Elon Musk’s artificial intelligence-powered chatbot, Grok, has generated sexualised, explicit images of people including minors on the social media platform X.
The Chair of Oireachtas Committee on Artificial Intelligence has urged the Government to fast-track the Protection of Voice and Image Bill 2025 to tackle the problem of AI deepfakes and ‘nudification’. The bill is currently before the Dáil Éireann at second stage, but a debate has not been scheduled.
The All Ireland Science Media Centre asked experts to comment.
Dr Luke Danagher, Associate Professor, School of Law, University of Limerick, comments:
“Reports that Grok is being used to generate sexually explicit “nudified” images, including of minors, are shocking, but they reflect a predictable pattern: generative tools turn identity-based abuse into a prompt and a click. Even where an image is synthetic, the harm is real and rapid: psychological trauma, reputational damage, coercion and extortion, and a profound loss of privacy and dignity. When minors are targeted, this is not “misinformation” in the abstract, it is an acute child-protection crisis.

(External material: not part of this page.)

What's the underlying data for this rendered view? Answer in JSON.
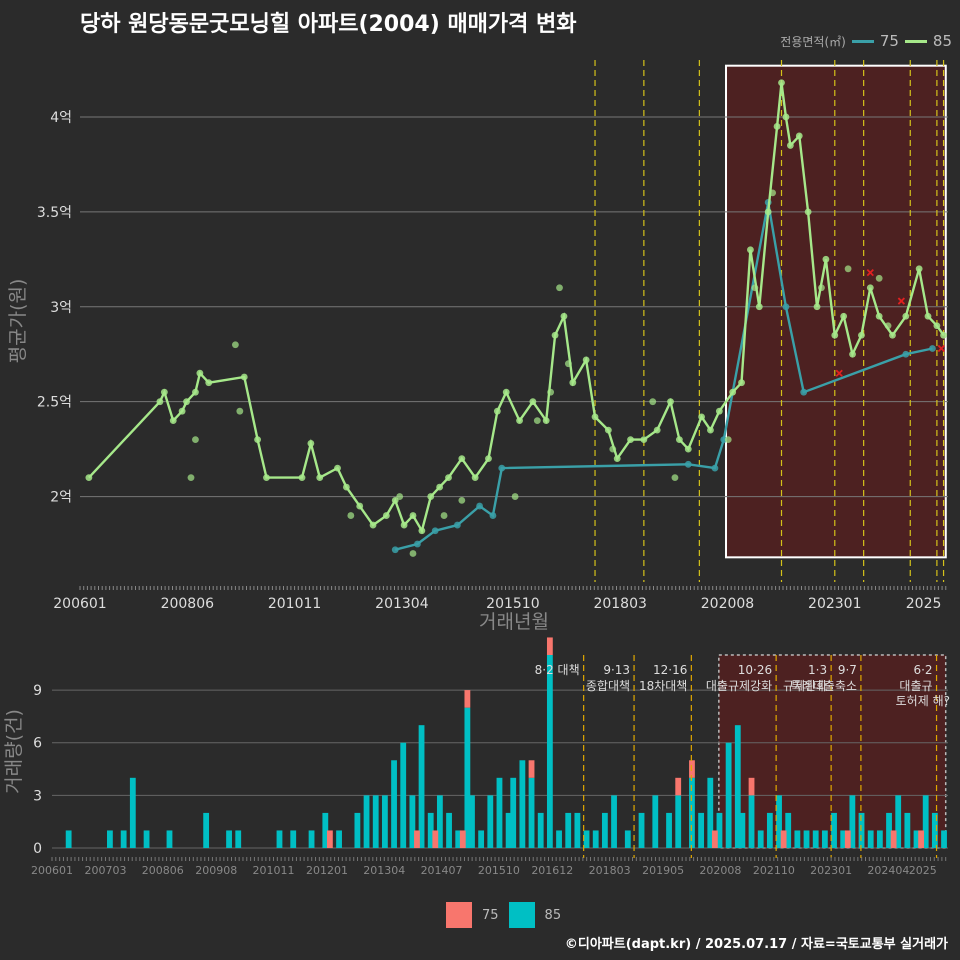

“The Protection of Voice and Image Bill 2025 (initiated 1 April 2025) is a timely response. It seeks to translate these harms into a clear criminal rule: knowingly publishing or distributing a person’s name, photograph, voice or likeness without consent, where there is intent to cause harm or recklessness as to harm. It also looks upstream, targeting the distribution of tools whose primary purpose is replicating an individual’s image or voice. This recognises that the risk is built into the ease and scale of the technology’s deployment.
“The proposed penalties of up to seven years on indictment mirror those in Coco’s Law, signalling comparable seriousness. The Bill sends a simple message: your image and voice are part of your personal integrity, and misuse via AI systems can be a serious crime. One practical issue, if the text remains unchanged, is whether the Bill’s “primary purpose/function” wording will capture general-purpose AI systems, rather than only tools designed specifically for replication or “nudification”. Put simply: when a platform can generate ‘nudified’ images on demand, the law has to punish both the (ab)user and the system that made it so easy. If an AI tool can ‘nudify’ a child with a prompt, that is not innovation, it is industrial-scale sexual abuse by design.”
Declaration of interest: “No conflict of interest to declare. I have not received funding from these entities or related entities.”